Recommendations and Lessons Learned
 
There is a lot of work yet to be done with respect to ‘all-hazards’ disaster planning and preparedness.  I cannot emphasize enough the fact that such preparation must take a systems approach in order to be able to address whatever the next threat may be.  And financial support for these efforts must be focused on emergency departments and the hospitals that will diagnose and treat the next victims.  Surveillance systems, for example, while they have their role, will not replace the doctors and nurses in the trenches who make the diagnoses and treat the patients. What follows are the absolute needs that hospitals require in order to effectively face these new threats.

An enhanced communication mechanism and protocol that allows for coordinated sharing and discussion of essential information in real time across jurisdictional and geographic boundaries.

Improved integration of federal experts into the local organizational structure, and delivery of their message in a consistent and timely manner.

Development of local stockpiles of essential medical supplies and equipment in the event that the next outbreak occurs simultaneously on multiple fronts, thereby delaying the delivery of federal assets, or diluting the amount available to be distributed.

Funding for fixed cost items such as decontamination capabilities and personnel protective equipment that may be required by hospitals in order to meet the threat of unconventional terrorism.
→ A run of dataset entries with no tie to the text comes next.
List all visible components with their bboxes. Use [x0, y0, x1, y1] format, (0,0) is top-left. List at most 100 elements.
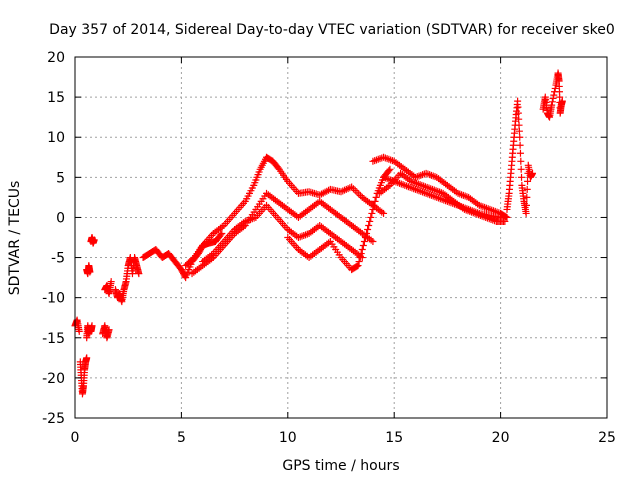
- data-points: [71, 69, 566, 398]
- data-point: [135, 270, 143, 278]
- data-point: [358, 246, 366, 254]
- data-point: [353, 188, 361, 196]
- data-point: [360, 238, 368, 246]
- x-axis-label: GPS time / hours: [282, 458, 399, 474]
- x-tick-label: 10: [279, 430, 297, 446]
- data-point: [385, 167, 393, 175]
- data-point: [551, 84, 559, 92]
- data-point: [516, 133, 524, 141]
- series-early-e: [87, 234, 98, 247]
- data-point: [349, 185, 357, 193]
- data-point: [363, 229, 371, 237]
- series-early-a: [71, 316, 83, 335]
- data-point: [83, 354, 91, 362]
- x-tick-label: 5: [177, 430, 186, 446]
- series-afternoon-3: [380, 173, 505, 221]
- data-point: [386, 165, 394, 173]
- data-point: [515, 115, 523, 123]
- series-late: [539, 69, 566, 121]
- data-point: [369, 205, 377, 213]
- y-tick-label: -10: [42, 291, 65, 307]
- data-point: [518, 173, 526, 181]
- data-point: [514, 97, 522, 105]
- data-point: [524, 177, 532, 185]
- y-tick-label: -25: [42, 411, 65, 427]
- data-point: [370, 201, 378, 209]
- data-point: [516, 149, 524, 157]
- data-point: [503, 213, 511, 221]
- series-early-d: [83, 262, 94, 278]
- data-point: [558, 97, 566, 105]
- data-point: [105, 326, 113, 334]
- data-point: [355, 258, 363, 266]
- series-early-b: [76, 354, 91, 398]
- data-point: [107, 278, 115, 286]
- data-point: [361, 234, 369, 241]
- data-point: [353, 262, 361, 270]
- data-point: [529, 169, 537, 177]
- y-tick-label: 15: [47, 90, 65, 106]
- data-point: [354, 262, 362, 270]
- data-point: [355, 190, 363, 198]
- data-point: [380, 209, 388, 217]
- x-tick-label: 25: [598, 430, 616, 446]
- y-tick-label: 0: [56, 210, 65, 226]
- data-point: [90, 236, 98, 244]
- y-tick-label: -15: [42, 331, 65, 347]
- data-point: [515, 127, 523, 135]
- data-point: [357, 192, 365, 200]
- data-point: [371, 197, 379, 205]
- data-point: [516, 141, 524, 149]
- data-point: [218, 229, 226, 237]
- x-tick-label: 0: [71, 430, 80, 446]
- series-early-h: [111, 254, 143, 306]
- data-point: [515, 121, 523, 129]
- series-early-f: [99, 322, 113, 342]
- data-point: [366, 217, 374, 225]
- data-point: [549, 94, 557, 102]
- data-point: [75, 327, 83, 335]
- data-point: [88, 322, 96, 330]
- y-tick-label: -20: [42, 371, 65, 387]
- data-point: [359, 242, 367, 250]
- data-point: [502, 213, 510, 221]
- data-point: [357, 250, 365, 258]
- data-point: [523, 185, 531, 193]
- data-point: [497, 213, 505, 221]
- data-point: [368, 209, 376, 217]
- x-tick-labels: 0 5 10 15 20 25: [71, 430, 616, 446]
- data-point: [369, 238, 377, 246]
- series-early-g: [101, 278, 115, 298]
- data-point: [517, 157, 525, 165]
- series-early-c: [83, 322, 96, 342]
- series-spike: [503, 97, 537, 217]
- y-tick-label: 10: [47, 130, 65, 146]
- data-point: [522, 209, 530, 217]
- data-point: [356, 254, 364, 262]
- data-point: [517, 165, 525, 173]
- data-point: [86, 268, 94, 276]
- data-point: [217, 231, 225, 239]
- y-axis-label: SDTVAR / TECUs: [7, 181, 23, 296]
- data-point: [548, 98, 556, 106]
- grid-lines: [75, 57, 607, 418]
- data-point: [365, 221, 373, 229]
- data-point: [514, 109, 522, 117]
- y-tick-labels: -25 -20 -15 -10 -5 0 5 10 15 20: [42, 50, 65, 427]
- data-point: [367, 213, 375, 221]
- data-point: [550, 91, 558, 99]
- y-tick-label: 5: [56, 170, 65, 186]
- series-afternoon-1: [369, 153, 511, 221]
- plot-frame: [74, 56, 608, 419]
- axis-ticks: [74, 56, 608, 419]
- series-rise-3: [199, 201, 366, 266]
- chart-title: Day 357 of 2014, Sidereal Day-to-day VTE…: [49, 22, 615, 38]
- data-point: [514, 103, 522, 111]
- data-point: [364, 225, 372, 233]
- data-point: [372, 193, 380, 201]
- data-point: [522, 201, 530, 209]
- x-tick-label: 15: [385, 430, 403, 446]
- data-point: [523, 193, 531, 201]
- data-point: [501, 217, 509, 225]
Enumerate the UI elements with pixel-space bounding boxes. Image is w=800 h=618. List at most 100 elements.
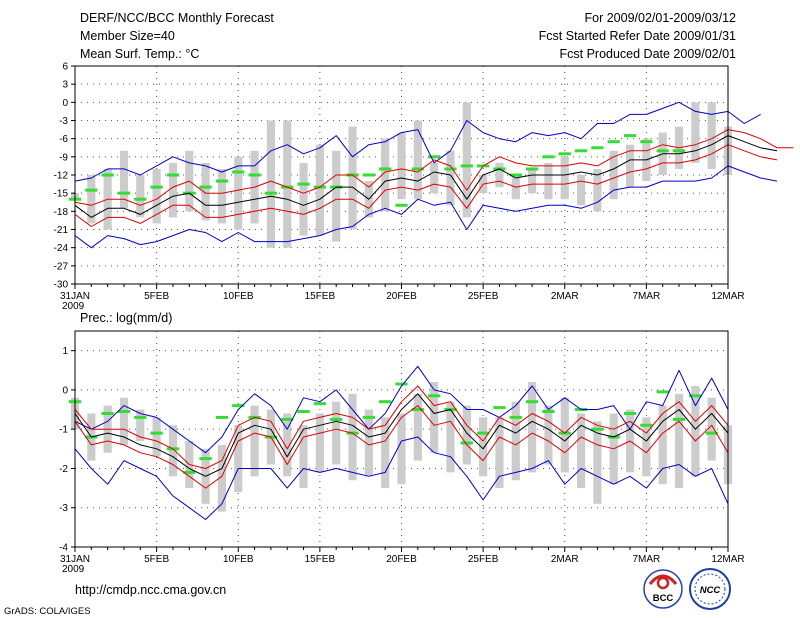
prec-range-box (168, 425, 178, 477)
temp-y-tick-label: -24 (54, 243, 69, 254)
temp-y-tick-label: -30 (54, 280, 69, 291)
temp-x-tick-label: 12MAR (711, 291, 744, 302)
temp-x-tick-label: 2MAR (551, 291, 579, 302)
temp-range-box (283, 120, 292, 248)
temp-x-tick-label: 5FEB (144, 291, 169, 302)
prec-range-box (348, 393, 357, 481)
temp-range-box (266, 120, 275, 248)
prec-range-box (544, 405, 553, 465)
temp-range-box (609, 150, 618, 200)
temp-x-tick-label: 25FEB (468, 291, 499, 302)
temp-range-box (397, 132, 406, 200)
precip-panel-title: Prec.: log(mm/d) (80, 311, 172, 325)
prec-range-box (528, 382, 537, 473)
prec-range-box (299, 425, 308, 489)
temp-band-lower-line (74, 144, 778, 227)
prec-range-box (332, 401, 341, 465)
prec-range-box (674, 393, 684, 489)
temp-range-box (707, 102, 716, 169)
prec-x-tick-label: 7MAR (632, 554, 660, 565)
temp-mean-line (74, 135, 778, 218)
website-url: http://cmdp.ncc.cma.gov.cn (75, 583, 226, 597)
prec-y-tick-label: 0 (62, 385, 68, 396)
prec-range-box (642, 417, 651, 477)
temp-range-box (201, 162, 210, 221)
temp-x-tick-label: 20FEB (386, 291, 417, 302)
variable-label: Mean Surf. Temp.: °C (80, 47, 199, 61)
prec-y-tick-label: 1 (62, 346, 68, 357)
temp-range-box (446, 150, 455, 206)
prec-range-box (250, 405, 259, 477)
prec-range-box (495, 417, 504, 489)
temp-y-tick-label: 6 (62, 62, 68, 73)
ncc-logo-text: NCC (700, 585, 721, 596)
bcc-logo-text: BCC (653, 593, 674, 604)
temp-range-box (381, 138, 390, 212)
temp-range-box (299, 162, 308, 236)
temp-range-box (576, 175, 586, 206)
temp-range-box (315, 144, 324, 236)
prec-range-box (413, 393, 422, 461)
prec-range-box (381, 417, 390, 489)
prec-x-tick-label: 12MAR (711, 554, 744, 565)
prec-range-box (593, 421, 602, 504)
temp-range-box (544, 162, 553, 200)
member-size: Member Size=40 (80, 29, 175, 43)
temp-y-tick-label: -18 (54, 207, 69, 218)
temp-range-box (348, 126, 357, 230)
grads-credit: GrADS: COLA/IGES (4, 606, 91, 617)
prec-x-tick-label: 15FEB (305, 554, 336, 565)
prec-band-upper-line (74, 385, 729, 469)
ncc-logo: NCC (689, 568, 731, 610)
prec-range-box (479, 417, 488, 477)
prec-range-box (315, 413, 324, 473)
temp-x-tick-label: 7MAR (632, 291, 660, 302)
prec-range-box (364, 409, 373, 477)
temp-range-box (413, 120, 422, 200)
prec-spread-max-line (74, 365, 729, 454)
temp-y-tick-label: 0 (62, 98, 68, 109)
prec-mean-line (74, 393, 729, 477)
fcst-produced-date: Fcst Produced Date 2009/02/01 (559, 47, 736, 61)
figure-title: DERF/NCC/BCC Monthly Forecast (80, 11, 274, 25)
prec-range-box (576, 413, 586, 489)
temp-y-tick-label: -15 (54, 189, 69, 200)
prec-x-tick-label: 5FEB (144, 554, 169, 565)
prec-x-tick-label: 10FEB (223, 554, 254, 565)
prec-y-tick-label: -4 (59, 543, 68, 554)
temp-range-box (691, 102, 700, 163)
prec-range-box (511, 401, 520, 481)
temp-y-tick-label: -21 (54, 225, 69, 236)
prec-y-tick-label: -3 (59, 503, 68, 514)
fcst-started-date: Fcst Started Refer Date 2009/01/31 (539, 29, 736, 43)
prec-range-box (217, 444, 227, 512)
prec-range-box (234, 425, 243, 493)
temp-y-tick-label: 3 (62, 80, 68, 91)
prec-range-box (136, 409, 145, 441)
temp-spread-max-line (74, 101, 761, 182)
temp-spread-min-line (74, 165, 778, 249)
prec-range-box (462, 405, 471, 465)
prec-range-box (560, 397, 569, 473)
temp-y-tick-label: -6 (59, 134, 68, 145)
temp-band-upper-line (74, 129, 794, 206)
temp-x-tick-label: 15FEB (305, 291, 336, 302)
temp-range-box (152, 168, 161, 224)
temp-range-box (430, 162, 439, 194)
prec-range-box (119, 397, 129, 445)
forecast-period: For 2009/02/01-2009/03/12 (584, 11, 736, 25)
prec-range-box (658, 405, 667, 485)
prec-spread-min-line (74, 436, 729, 520)
prec-range-box (691, 385, 700, 477)
temp-x-tick-label: 2009 (62, 301, 85, 312)
temp-range-box (528, 168, 537, 194)
prec-x-tick-label: 25FEB (468, 554, 499, 565)
temp-x-tick-label: 31JAN (60, 291, 90, 302)
temp-range-box (168, 162, 178, 218)
temp-range-box (593, 168, 602, 212)
prec-range-box (152, 417, 161, 457)
temp-range-box (136, 175, 145, 218)
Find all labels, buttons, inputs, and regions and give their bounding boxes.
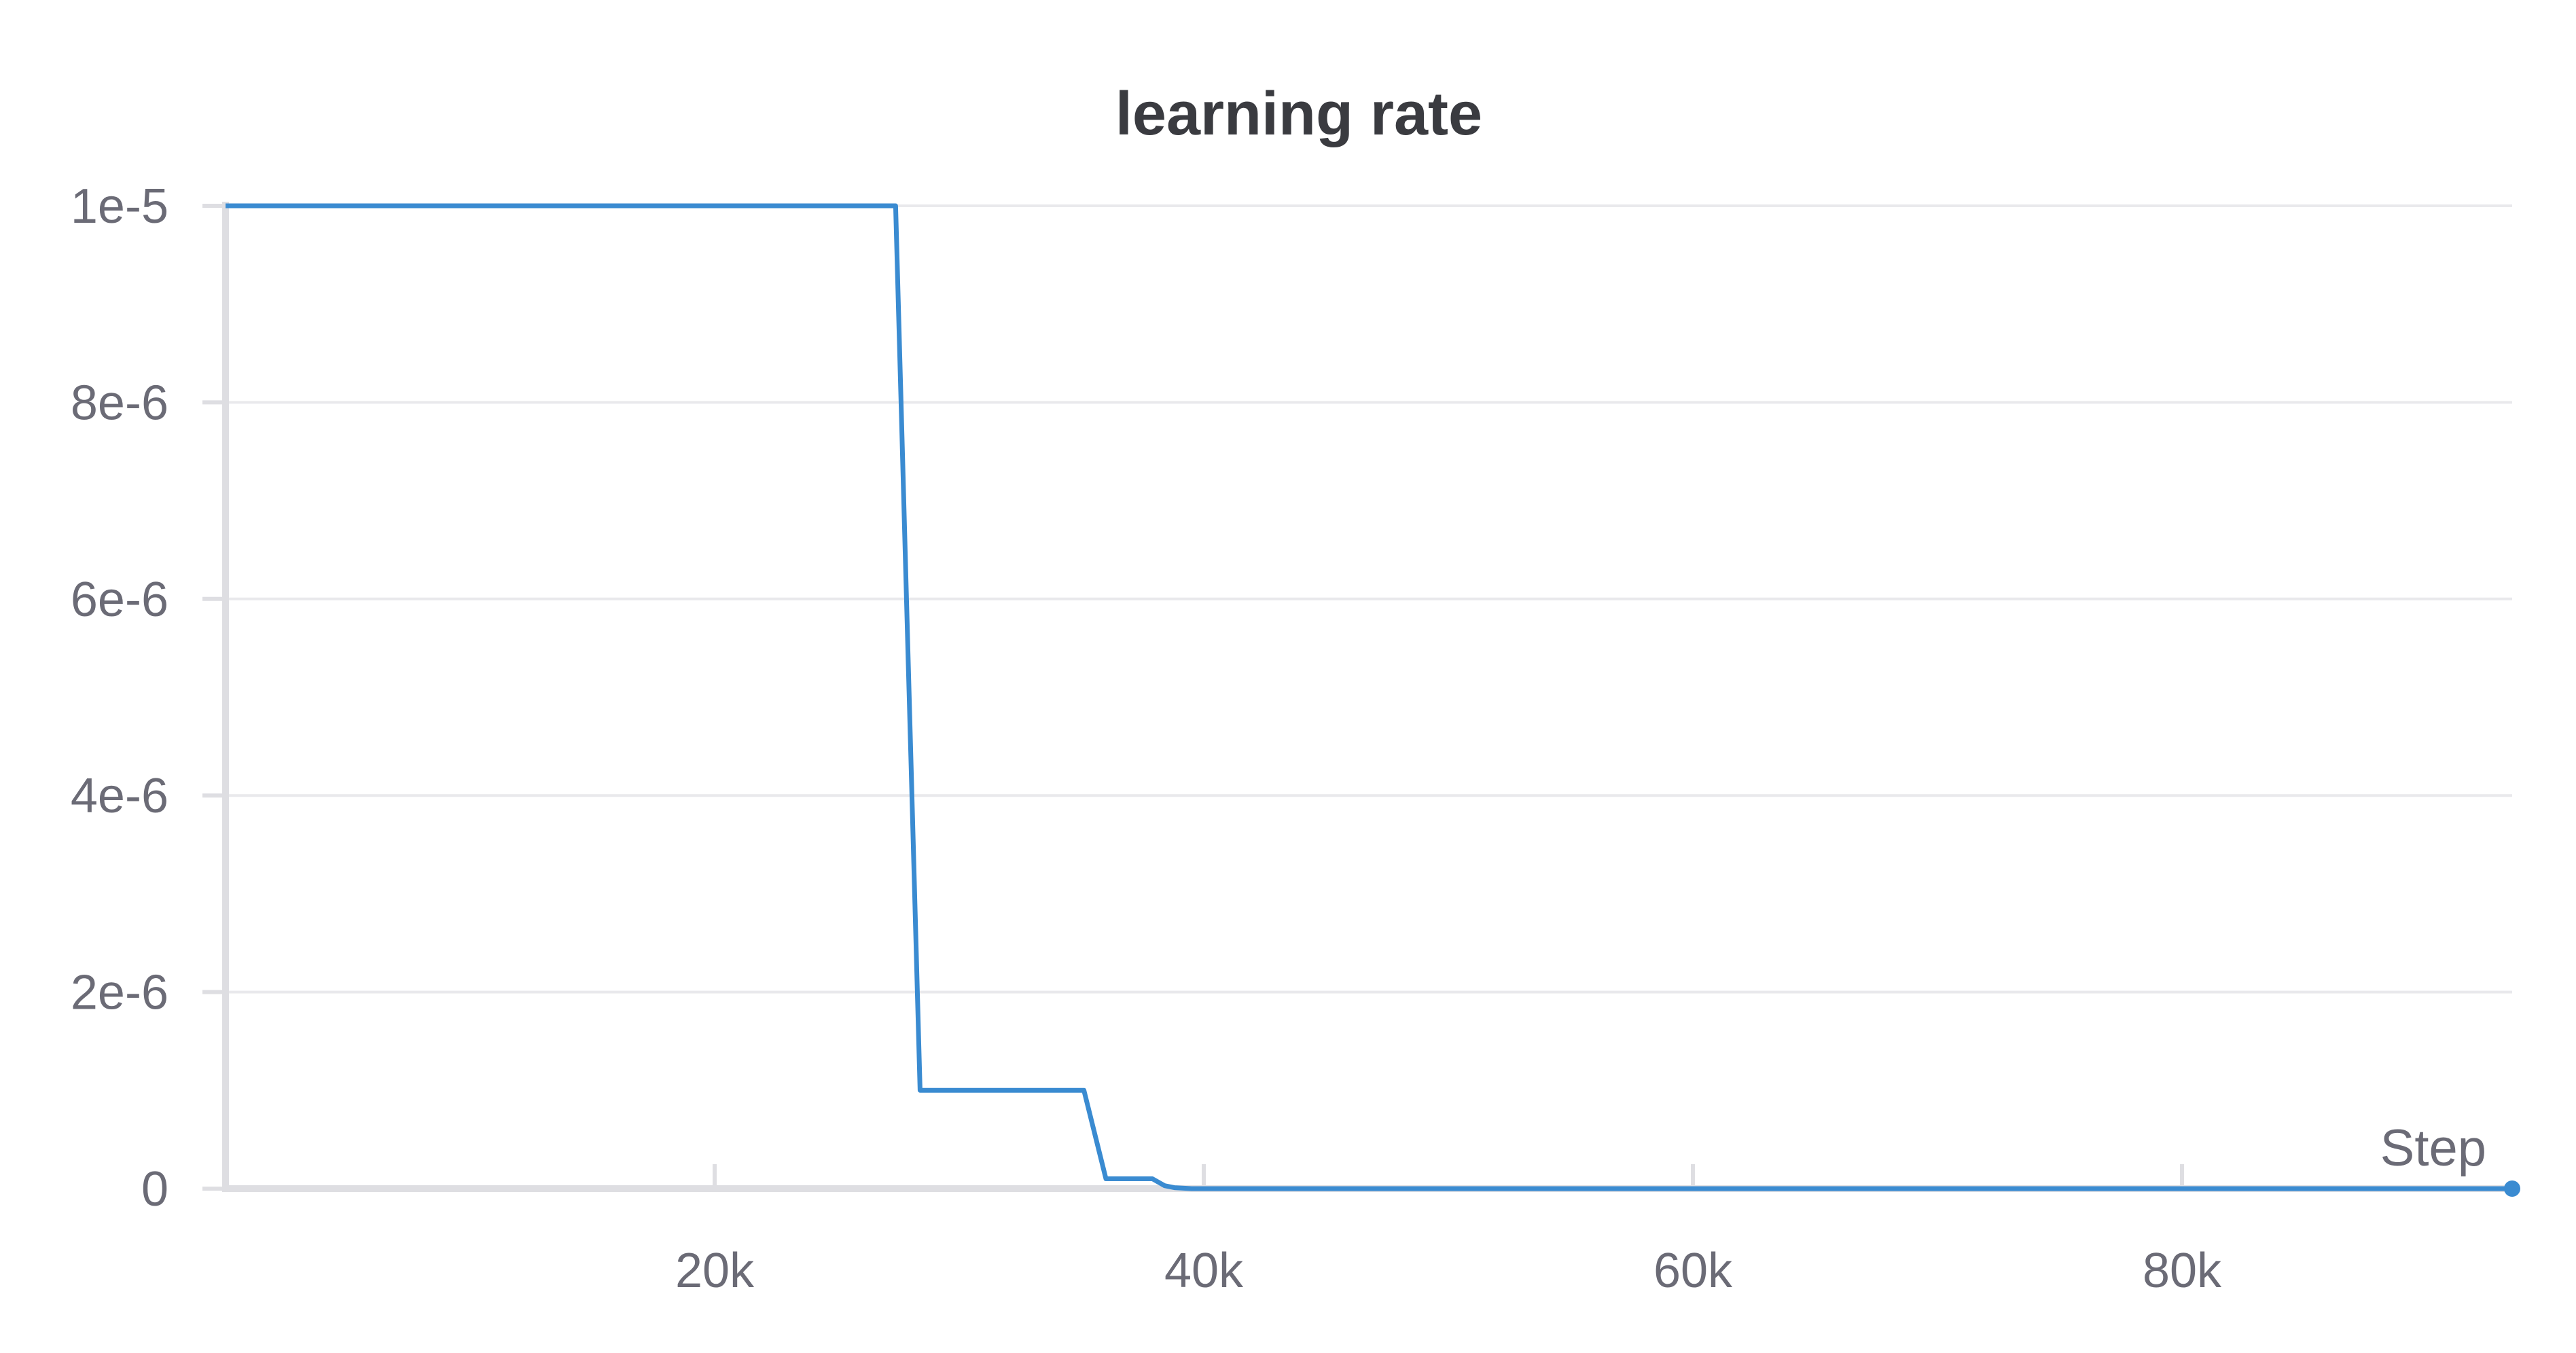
grid-lines bbox=[226, 204, 2512, 994]
axes bbox=[222, 202, 2512, 1192]
series-end-point bbox=[2504, 1180, 2520, 1197]
x-axis-ticks: 20k 40k 60k 80k bbox=[675, 1164, 2222, 1298]
y-tick-label: 0 bbox=[141, 1162, 168, 1216]
x-tick-label: 40k bbox=[1164, 1244, 1244, 1298]
y-axis-ticks: 0 2e-6 4e-6 6e-6 8e-6 1e-5 bbox=[71, 179, 226, 1216]
y-tick-label: 1e-5 bbox=[71, 179, 168, 234]
series-lines bbox=[226, 203, 2520, 1197]
y-tick-label: 6e-6 bbox=[71, 573, 168, 627]
y-tick-label: 2e-6 bbox=[71, 966, 168, 1020]
x-tick-label: 20k bbox=[675, 1244, 755, 1298]
y-tick-label: 4e-6 bbox=[71, 769, 168, 823]
x-tick-label: 60k bbox=[1653, 1244, 1733, 1298]
chart-title: learning rate bbox=[1115, 80, 1482, 148]
learning-rate-line bbox=[226, 203, 2512, 1191]
y-tick-label: 8e-6 bbox=[71, 376, 168, 430]
x-axis-label: Step bbox=[2380, 1119, 2486, 1177]
x-tick-label: 80k bbox=[2143, 1244, 2222, 1298]
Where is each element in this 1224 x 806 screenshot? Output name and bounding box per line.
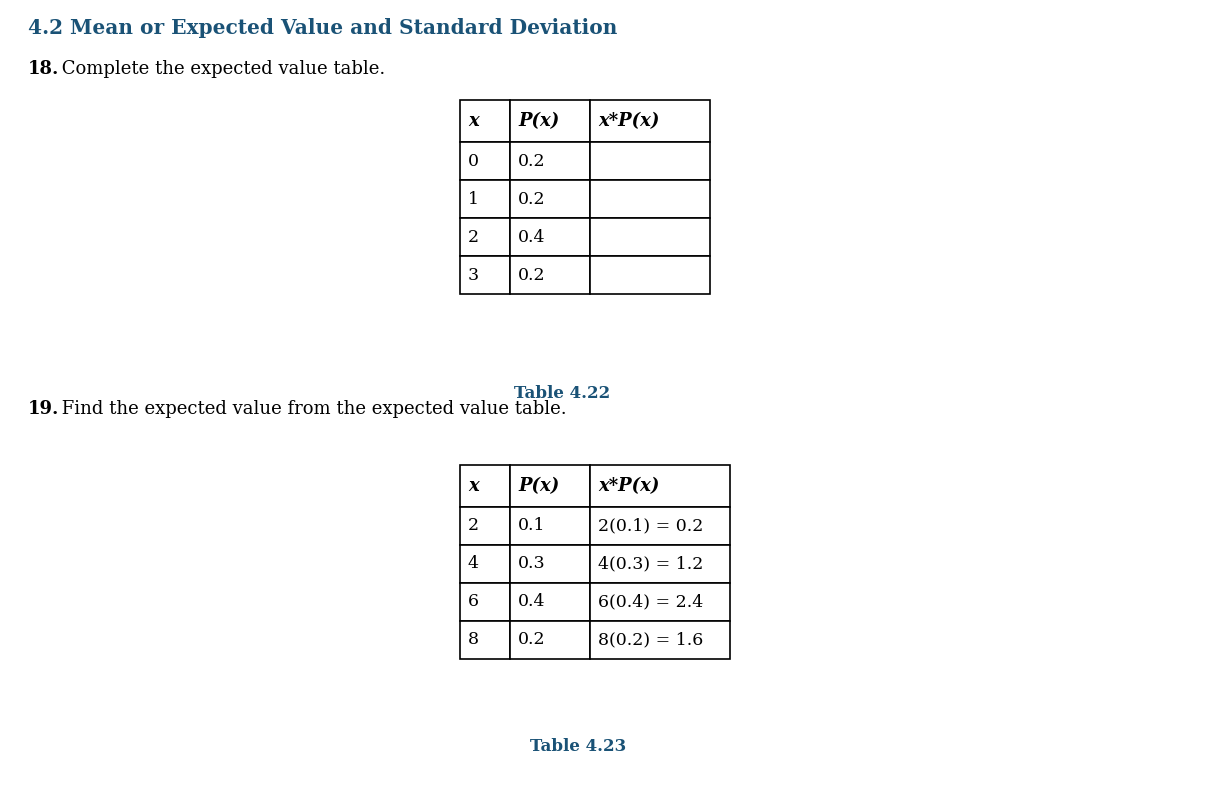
Text: 4(0.3) = 1.2: 4(0.3) = 1.2 bbox=[599, 555, 704, 572]
Bar bbox=[460, 507, 510, 545]
Bar bbox=[460, 583, 510, 621]
Bar bbox=[590, 142, 710, 180]
Bar bbox=[590, 621, 730, 659]
Bar bbox=[510, 218, 590, 256]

Financial support for training and education of healthcare providers in the evaluation, diagnosis and management of the new threats that threaten the well being of our nation’s public.
The accepted means of declaring an escalating situation a ‘disaster’ are straightforward.  This occurs when local resources are outstripped such that Federal assistance is required. Implementation of the Federal Response Plan, in turn, clearly designates the appropriate lead federal agency to handle the crisis.  With that in mind then, it is hard to understand how it came to pass this week that the CDC took the lead in responding to this crisis.  As we attempted to do in Northern Virginia, the healthcare community, including the local county health department, became increasingly coordinated in developing and executing a response to the unfolding situation.  Ideally, the CDC, and the United States Postal Service (USPS), with its ability to contact its employees, should have served more in a consulting role, giving back information to the public and to the medical community. However, this communication was slow in coming and often lacking in definite authority.  In order to be truly effective, these efforts must instill confidence, and the message must be consistent and clear.